Willie J. Seymore, International Vice President from the Port of Savannah, Georgia who also serves as Executive Vice President, South Atlantic and Gulf Coast District, said ILA members in his home port are getting equipped with PPE.
Frank Ryan, President, Local 1475 in Savannah, said ILA members are distributing hand sanitizer, supplied by Ceres, throughout the port. ILA Local members and even Frank’s wife, Amanda and two children, Frank and Anniston spent the weekend filling hand sanitizer into small bottles for distribution among ILA workers.
Ryan said the ILA is awaiting a large order of masks to be delivered.
International Vice President Vince Cameron from the Port of Jacksonville, Florida said that employers are providing, but not mandating wearing, face masks. Other PPE is being provided.
Further south in Fort Lauderdale, Johnnie Dixon, President Local 1526 is dealing with a double-edged sword: Keeping his members protected from COVID-19 and making up for the massive shortfalls in hours worked by ILA members on cruise ships.
Employers at Port Everglades have teamed up with ILA to conduct temperature screenings and to protect workers.
“That’s our number one priority said Dixon.
Many ILA members in the Port of Miami donned the maximum safety equipment two weeks ago when the passenger cruise ship “Coral Princess” docked and was unloaded at that South Florida port. Two passengers had died aboard the Coral Princess and many more were infected with the Coronavirus, but brave ILA members put on full HAZMAT suits to disembark passengers and unload luggage from the COVID-19 infected cruise ship.
A number of ILA ports are still looking to obtain PPE. At the Port of Houston, a supply drive for Face Masks and Gloves will be held next Friday, April 24th from 7 am to 5 pm.
ILA President Harold J. Daggett this week sent a letter to President Donald Trump asking the White House to assist in obtaining PPE.
“As you know, our nation’s ports are crucial to the country’s economy and the well-being of all citizens,” said President Daggett. “Everything from food to medical supplies travel through our nation’s ports on a daily basis.
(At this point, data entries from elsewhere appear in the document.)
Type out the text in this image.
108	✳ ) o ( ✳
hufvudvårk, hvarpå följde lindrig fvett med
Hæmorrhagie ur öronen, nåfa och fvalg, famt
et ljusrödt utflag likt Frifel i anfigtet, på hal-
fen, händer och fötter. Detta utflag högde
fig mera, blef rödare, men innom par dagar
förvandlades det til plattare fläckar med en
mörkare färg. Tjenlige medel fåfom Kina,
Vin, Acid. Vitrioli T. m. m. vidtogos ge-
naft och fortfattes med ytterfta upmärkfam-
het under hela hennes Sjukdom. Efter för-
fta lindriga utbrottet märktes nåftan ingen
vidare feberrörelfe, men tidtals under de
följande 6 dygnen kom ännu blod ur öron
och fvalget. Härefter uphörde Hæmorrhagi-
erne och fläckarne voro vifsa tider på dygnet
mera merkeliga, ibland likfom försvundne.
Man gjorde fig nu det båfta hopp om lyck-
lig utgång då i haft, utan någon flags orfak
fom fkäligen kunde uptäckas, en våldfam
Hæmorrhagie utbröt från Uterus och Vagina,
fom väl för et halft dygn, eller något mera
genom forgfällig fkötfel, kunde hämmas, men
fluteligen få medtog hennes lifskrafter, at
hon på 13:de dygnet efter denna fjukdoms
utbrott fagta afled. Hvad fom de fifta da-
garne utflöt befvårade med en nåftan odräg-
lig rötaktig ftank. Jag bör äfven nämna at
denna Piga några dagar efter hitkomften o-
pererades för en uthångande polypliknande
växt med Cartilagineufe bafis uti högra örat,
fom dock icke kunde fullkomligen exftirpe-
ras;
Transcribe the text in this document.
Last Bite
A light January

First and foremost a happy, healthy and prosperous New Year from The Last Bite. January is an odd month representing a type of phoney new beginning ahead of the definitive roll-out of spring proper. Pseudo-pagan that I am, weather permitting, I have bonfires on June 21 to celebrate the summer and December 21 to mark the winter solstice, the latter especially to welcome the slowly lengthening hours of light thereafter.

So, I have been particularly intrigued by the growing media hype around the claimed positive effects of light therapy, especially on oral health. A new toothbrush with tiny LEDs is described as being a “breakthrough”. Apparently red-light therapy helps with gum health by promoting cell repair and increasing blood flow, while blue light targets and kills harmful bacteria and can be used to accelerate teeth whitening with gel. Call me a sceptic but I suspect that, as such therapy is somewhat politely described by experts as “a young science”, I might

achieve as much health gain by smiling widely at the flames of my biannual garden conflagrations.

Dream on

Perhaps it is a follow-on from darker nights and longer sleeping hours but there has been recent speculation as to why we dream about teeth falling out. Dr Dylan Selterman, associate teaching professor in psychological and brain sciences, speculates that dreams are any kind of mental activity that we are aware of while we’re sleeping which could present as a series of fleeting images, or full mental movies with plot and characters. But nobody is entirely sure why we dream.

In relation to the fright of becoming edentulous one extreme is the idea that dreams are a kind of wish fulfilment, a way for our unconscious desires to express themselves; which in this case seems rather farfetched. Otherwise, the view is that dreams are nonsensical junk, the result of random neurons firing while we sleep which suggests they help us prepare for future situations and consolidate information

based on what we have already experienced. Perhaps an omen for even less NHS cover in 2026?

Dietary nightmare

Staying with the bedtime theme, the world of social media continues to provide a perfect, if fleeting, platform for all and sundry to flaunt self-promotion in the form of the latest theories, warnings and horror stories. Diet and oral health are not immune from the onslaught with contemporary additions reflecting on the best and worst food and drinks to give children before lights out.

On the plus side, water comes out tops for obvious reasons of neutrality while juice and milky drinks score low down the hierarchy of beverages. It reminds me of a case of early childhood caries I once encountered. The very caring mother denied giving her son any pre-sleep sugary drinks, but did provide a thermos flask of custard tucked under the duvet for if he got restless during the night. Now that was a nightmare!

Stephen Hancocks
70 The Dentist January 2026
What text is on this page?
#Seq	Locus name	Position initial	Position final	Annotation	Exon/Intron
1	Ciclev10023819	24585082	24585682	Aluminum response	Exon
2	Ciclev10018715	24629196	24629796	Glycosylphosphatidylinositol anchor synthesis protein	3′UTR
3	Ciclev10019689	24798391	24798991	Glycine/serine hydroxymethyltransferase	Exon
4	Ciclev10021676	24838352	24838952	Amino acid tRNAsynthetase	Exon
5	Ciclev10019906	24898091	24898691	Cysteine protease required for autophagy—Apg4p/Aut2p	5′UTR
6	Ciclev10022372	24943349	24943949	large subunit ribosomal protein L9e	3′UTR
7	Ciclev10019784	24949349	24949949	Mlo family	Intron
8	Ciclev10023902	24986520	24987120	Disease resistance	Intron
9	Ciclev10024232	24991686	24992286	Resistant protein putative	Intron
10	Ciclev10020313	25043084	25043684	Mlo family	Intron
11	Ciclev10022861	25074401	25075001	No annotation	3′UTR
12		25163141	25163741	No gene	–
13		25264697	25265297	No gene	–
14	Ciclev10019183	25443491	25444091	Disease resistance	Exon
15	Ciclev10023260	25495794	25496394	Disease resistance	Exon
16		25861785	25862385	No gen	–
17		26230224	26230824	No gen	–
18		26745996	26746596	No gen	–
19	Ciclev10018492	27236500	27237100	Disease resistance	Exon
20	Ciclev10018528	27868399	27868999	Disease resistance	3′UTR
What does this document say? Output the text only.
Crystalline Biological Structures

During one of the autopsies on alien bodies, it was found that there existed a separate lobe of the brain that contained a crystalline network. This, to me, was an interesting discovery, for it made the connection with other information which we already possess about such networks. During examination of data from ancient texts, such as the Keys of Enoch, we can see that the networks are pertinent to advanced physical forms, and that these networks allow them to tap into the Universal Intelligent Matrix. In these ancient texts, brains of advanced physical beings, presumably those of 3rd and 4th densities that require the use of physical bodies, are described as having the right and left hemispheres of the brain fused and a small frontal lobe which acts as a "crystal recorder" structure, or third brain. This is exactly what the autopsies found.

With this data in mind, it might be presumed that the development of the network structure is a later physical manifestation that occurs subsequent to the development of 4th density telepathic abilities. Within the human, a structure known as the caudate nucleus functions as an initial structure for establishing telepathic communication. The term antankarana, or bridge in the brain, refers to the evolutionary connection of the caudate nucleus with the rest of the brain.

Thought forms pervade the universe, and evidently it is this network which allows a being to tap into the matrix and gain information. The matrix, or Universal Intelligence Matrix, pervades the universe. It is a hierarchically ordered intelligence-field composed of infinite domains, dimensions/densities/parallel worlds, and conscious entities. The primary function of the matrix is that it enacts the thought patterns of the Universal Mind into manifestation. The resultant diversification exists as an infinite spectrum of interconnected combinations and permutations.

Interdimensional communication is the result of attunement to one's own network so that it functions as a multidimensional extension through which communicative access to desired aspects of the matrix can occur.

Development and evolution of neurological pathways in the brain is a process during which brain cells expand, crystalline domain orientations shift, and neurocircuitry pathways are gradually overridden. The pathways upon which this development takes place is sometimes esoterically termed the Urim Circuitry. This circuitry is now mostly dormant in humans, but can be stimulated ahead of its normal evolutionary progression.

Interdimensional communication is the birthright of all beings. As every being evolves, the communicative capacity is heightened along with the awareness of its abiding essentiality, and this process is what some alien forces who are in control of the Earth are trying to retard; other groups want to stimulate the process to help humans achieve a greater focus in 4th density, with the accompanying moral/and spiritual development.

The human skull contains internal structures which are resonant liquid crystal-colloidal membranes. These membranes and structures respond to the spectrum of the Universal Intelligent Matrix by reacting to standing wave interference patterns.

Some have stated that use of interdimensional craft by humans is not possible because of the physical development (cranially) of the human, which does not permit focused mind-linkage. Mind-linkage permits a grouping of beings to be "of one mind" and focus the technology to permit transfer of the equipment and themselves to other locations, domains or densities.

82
While many citizens can protect themselves by staying at home and practicing social distancing, longshore workers must continue to work in proximity to others and therefore their primary means of protection is personal protective equipment (PPE, specifically masks, gloves, sanitizer, and wash stations.
“Both the ILA and the ILA members’ employers have made significant efforts to secure PPE for longshore workers,” continued Daggett. “However, because of severe shortages, these efforts have failed to provide all needed supplies. Because our nation’s economy and all citizens depend on the continued operations of U.S. ports, the ILA requests the federal government’s assistance to obtain PPE to protect all longshore workers and to permit them to continue to perform their jobs at the utmost level of efficiency and safety.”
The ILA is also contacting all US Senators calling on them to secure PPE for ILA workforce.